Historie ve službách příběhu
Author(s): Petr Mareš / Language(s): Czech
/ Issue: 3-4/2015
Keywords: review;critical analysis
Lukeš, Igor. Československo nad propastí: Selhání amerických diplomatů a tajných
služeb v Praze 1945–1948. Trans. from the English by Jan Jirák and Ladislav Köppl.
Prague: Prostor, 2014, 383 pp., ISBN 978-80-7260-292-6.
The book under review is a Czech translation of Igor Lukeš’s On the Edge of the Cold
War: American Diplomats and Spies in Postwar Prague (New York and Oxford: Oxford
University Press, 2012), whose Czech title translates as ‘Czechoslovakia on the edge
of the abyss: The failure of US diplomats and secret services in Prague, 1945–48’.
The first of the three reviews, published here as part of the section ‘Three Readings
of One Book’, is conceived on the broader plan of an analysis of US-Czechoslovak
relations in the years immediately after the Second World War. The book, according
to the reviewer, is the result of extensive research in all of the important American
and Czech archives. Moreover, it is to the author’s great credit that he conducted
numerous interviews with people involved in the described events and has made
use of the unpublished manuscripts they provided him with. He offers a highly
attractive, indeed gripping, account, thanks to which the reader gets a very good
idea of what it was that led to the Communist takeover in late February 1948.
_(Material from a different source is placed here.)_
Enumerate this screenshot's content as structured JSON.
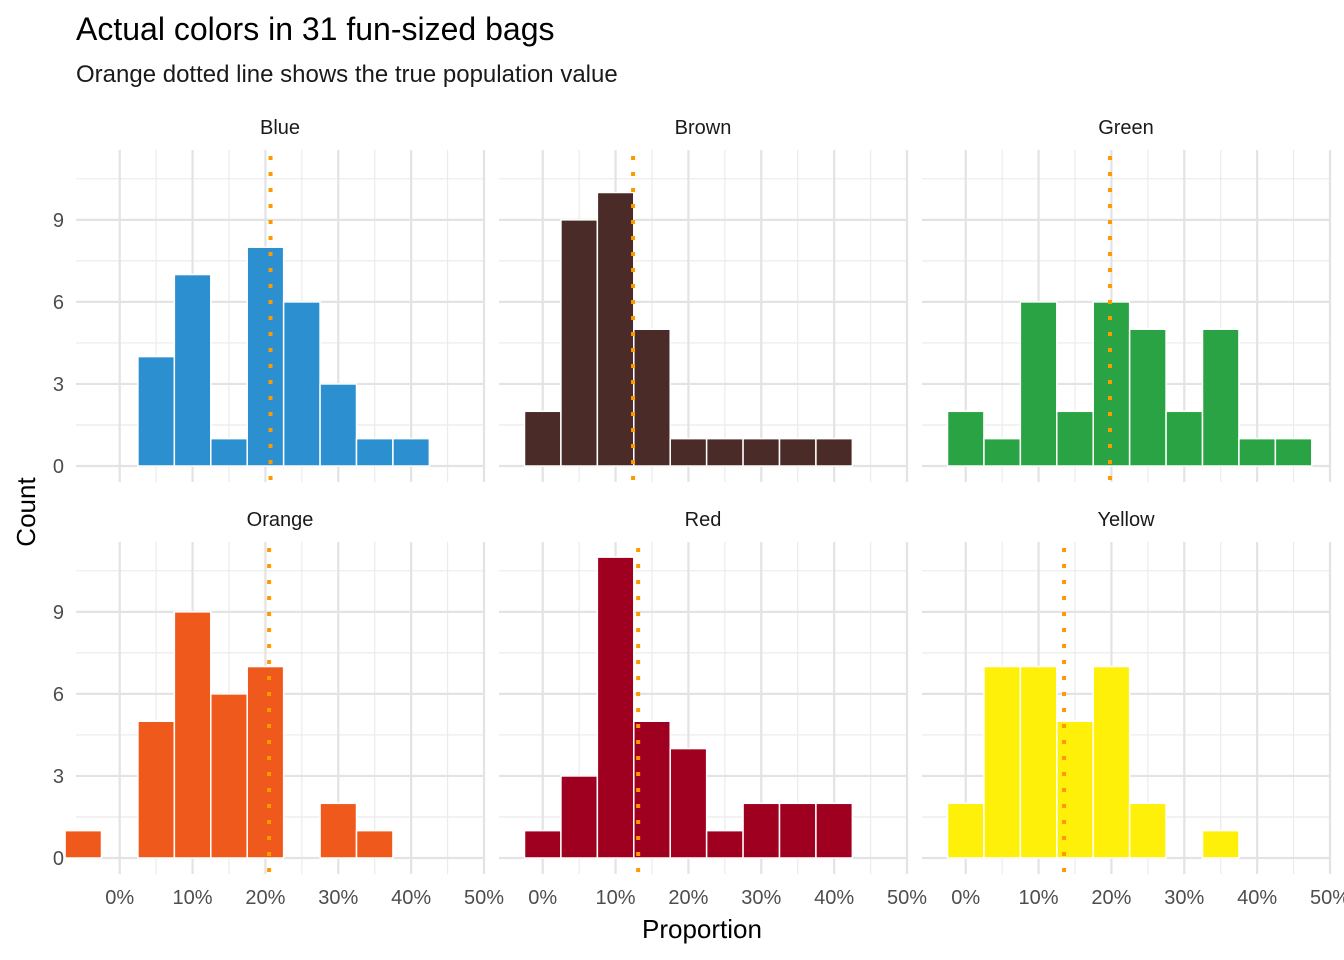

But this picture is neither complete nor balanced. In this work about the failure
of US diplomats and the US secret services in Prague, its greatest strength, according
to the reviewer, is, somewhat paradoxically, the revealing passages about the
activities of the Czechoslovak intelligence services against the US Embassy and its
representatives in Czechoslovakia. What is problematic, however, is the interpretations
based on insuffi cient sources, factual imprecision, and careless interpretation
or even intentional shifts, which the reviewer exposes by analysing the withdrawal
of the US Army from Czechoslovakia, the role of Czechoslovakia in post-war US
policy, and the character of the US Ambassador to Czechoslovakia, Laurence A.
Steinhardt (1892–1950). Lukeš, according to the reviewer, too readily accepts the
idea that Czechoslovakia was of great importance as an American ‘testing ground’ to
determine the possibilities of maintaining friendly relations with the Soviet Union,
while he fails to take into account essential shifts in developments. Above all, however,
he presents a contrived portrait of Steinhardt as an originally capable and
responsible diplomat who, in consequence of professional failures in his Prague
mission, ceased to take an interest in Prague events, paying more attention to his
private affairs than his ambassadorial duties.